5k done. Half way and still on target for a PB.
By this point Adam and Tim were long gone, having their own battle for supremacy towards the front, with Elliot also running well. Behind me the other Buzzards of Amy, Chris D, Chris W and Katie were all running strongly and hoping they could get their own PBs.
Considering this was my first proper competitive run since my slight altercation with a car windscreen in late January, it seemed quite fitting that it was to be done on one of the world’s most famous motor racing tracks. Even though I’m not much of a motor racing fan, the chance to run around the iconic circuit seemed too good an opportunity to turn down.

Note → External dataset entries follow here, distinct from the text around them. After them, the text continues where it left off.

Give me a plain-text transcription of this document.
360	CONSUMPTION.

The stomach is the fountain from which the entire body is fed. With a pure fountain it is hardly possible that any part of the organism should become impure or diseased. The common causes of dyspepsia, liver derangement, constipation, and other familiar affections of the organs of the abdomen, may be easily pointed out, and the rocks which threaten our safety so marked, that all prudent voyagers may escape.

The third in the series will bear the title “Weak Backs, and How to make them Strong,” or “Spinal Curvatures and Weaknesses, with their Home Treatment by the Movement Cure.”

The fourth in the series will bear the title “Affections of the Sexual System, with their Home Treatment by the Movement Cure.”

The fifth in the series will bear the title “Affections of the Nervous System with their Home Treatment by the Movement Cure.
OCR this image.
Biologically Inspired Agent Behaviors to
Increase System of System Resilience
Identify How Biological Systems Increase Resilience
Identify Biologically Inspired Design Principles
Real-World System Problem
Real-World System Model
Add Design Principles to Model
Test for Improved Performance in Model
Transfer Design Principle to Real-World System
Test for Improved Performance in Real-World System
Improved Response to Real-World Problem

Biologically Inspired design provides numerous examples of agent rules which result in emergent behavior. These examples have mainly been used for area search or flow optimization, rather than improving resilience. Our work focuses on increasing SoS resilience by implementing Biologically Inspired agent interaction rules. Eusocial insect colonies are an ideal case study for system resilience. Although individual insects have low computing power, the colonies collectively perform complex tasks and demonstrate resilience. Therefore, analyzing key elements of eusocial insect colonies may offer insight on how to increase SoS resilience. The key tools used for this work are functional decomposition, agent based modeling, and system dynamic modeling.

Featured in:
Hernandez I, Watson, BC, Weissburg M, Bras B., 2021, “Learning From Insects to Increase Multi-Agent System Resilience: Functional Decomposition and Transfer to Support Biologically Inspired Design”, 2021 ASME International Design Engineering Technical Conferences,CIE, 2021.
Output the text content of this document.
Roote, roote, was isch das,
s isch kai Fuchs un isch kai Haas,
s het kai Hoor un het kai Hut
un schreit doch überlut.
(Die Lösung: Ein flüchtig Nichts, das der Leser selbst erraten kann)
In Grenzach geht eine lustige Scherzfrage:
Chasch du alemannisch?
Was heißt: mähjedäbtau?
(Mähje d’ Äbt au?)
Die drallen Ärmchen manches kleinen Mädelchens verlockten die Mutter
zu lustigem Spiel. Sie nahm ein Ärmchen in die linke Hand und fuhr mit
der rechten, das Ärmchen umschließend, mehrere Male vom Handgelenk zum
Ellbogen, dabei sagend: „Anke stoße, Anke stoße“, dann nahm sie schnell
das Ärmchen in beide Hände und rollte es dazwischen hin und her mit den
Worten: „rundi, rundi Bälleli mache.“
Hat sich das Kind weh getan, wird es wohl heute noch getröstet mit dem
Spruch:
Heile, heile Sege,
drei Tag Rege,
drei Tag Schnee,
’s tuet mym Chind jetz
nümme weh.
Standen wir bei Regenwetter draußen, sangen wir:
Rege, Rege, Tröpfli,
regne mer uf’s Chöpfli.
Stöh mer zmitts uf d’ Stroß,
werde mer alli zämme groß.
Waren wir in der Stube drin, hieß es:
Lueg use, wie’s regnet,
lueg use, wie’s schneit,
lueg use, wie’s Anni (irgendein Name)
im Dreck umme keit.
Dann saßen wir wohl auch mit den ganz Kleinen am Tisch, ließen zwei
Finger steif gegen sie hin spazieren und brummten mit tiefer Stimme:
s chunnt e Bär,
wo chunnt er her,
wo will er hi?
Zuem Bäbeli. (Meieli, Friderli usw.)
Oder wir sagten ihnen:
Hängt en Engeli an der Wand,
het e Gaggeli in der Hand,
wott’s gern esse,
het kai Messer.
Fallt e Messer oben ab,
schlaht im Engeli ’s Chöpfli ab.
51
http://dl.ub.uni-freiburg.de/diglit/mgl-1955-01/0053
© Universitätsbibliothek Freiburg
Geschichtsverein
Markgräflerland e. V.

Definitely one to tick off the list at least and I’m glad I entered.
The second lap was more about hanging in there and not letting it slip. Having looked at all the sights on the first lap the main highlight of the second lap was having the sun come out as I came out of the wind at the end of Hangar Straight. Knowing what the weather could have been like I very much appreciated the golden glow of the low evening sun across the grandstands and onto the impressive Silverstone Wing building.
Back to the race and suddenly the 9km marker was ahead of me, followed by some great encouragement from Richard and Tom Inchley and I knew I had to start to make a move to get this PB.
Time to ignite the burners.
WHACK! Straight into the wind, which was both disheartening and a bit of a shock just as you’re stepping up the pace for the finish. As quick as it came though, another corner and into the home straight and it was gone again. Really time to pick it up. I always like to finish strong and managed to gain a few more places whilst coming into what was once the F1 finishing straight. No chequered flag, but plenty of encouragement from the spectators and other runners as I managed my personal goal of a PB by just over 10 seconds.
Towards the front of the field, I hear there was some competitive teamwork from Adam and Tim helping Adam to finish as the first Buzzard home in 58th position following on from his win at the Thornborough 5 on Monday. Tim finished only 8 seconds behind with Elliot making it 3 Buzzards in under the 40 minute mark.
Before I’d collected my breath and bottle of water and moved aside, Amy and the two Chris’ had all finished their run with Katie not far behind them, the girls I believe, with excellent PBs under their belt.
With all 8 Buzzards finishing inside the top 320 out of a strong field of over 1100 and with the majority getting PBs and all getting great times, an excellent evening of racing was had despite the slightly sticky start. Everybody involved should be chuffed with their performances.
Overall, for those who haven’t run before, the Silverstone 10k is well organised and well attended giving you that “Big race” feel and meaning there is always someone near you that will help you push yourself that little bit further. A flat, but fairly uninteresting course, (unless you’re really into British Motor racing history!) but also a great one for attempting to beat that PB. The Marshals were all very helpful and encouraging and you can’t really ask for much more than that, although I was slightly disappointed with the finishing prize of a fluorescent green drawstring bag! For a 10k race though that is fairly local it’s definitely worth spending a Wednesday evening with 1000 other runners. At the very least it’s not often you can make the sound of a Formula 1 racing car every time you pass someone along the finishing straight!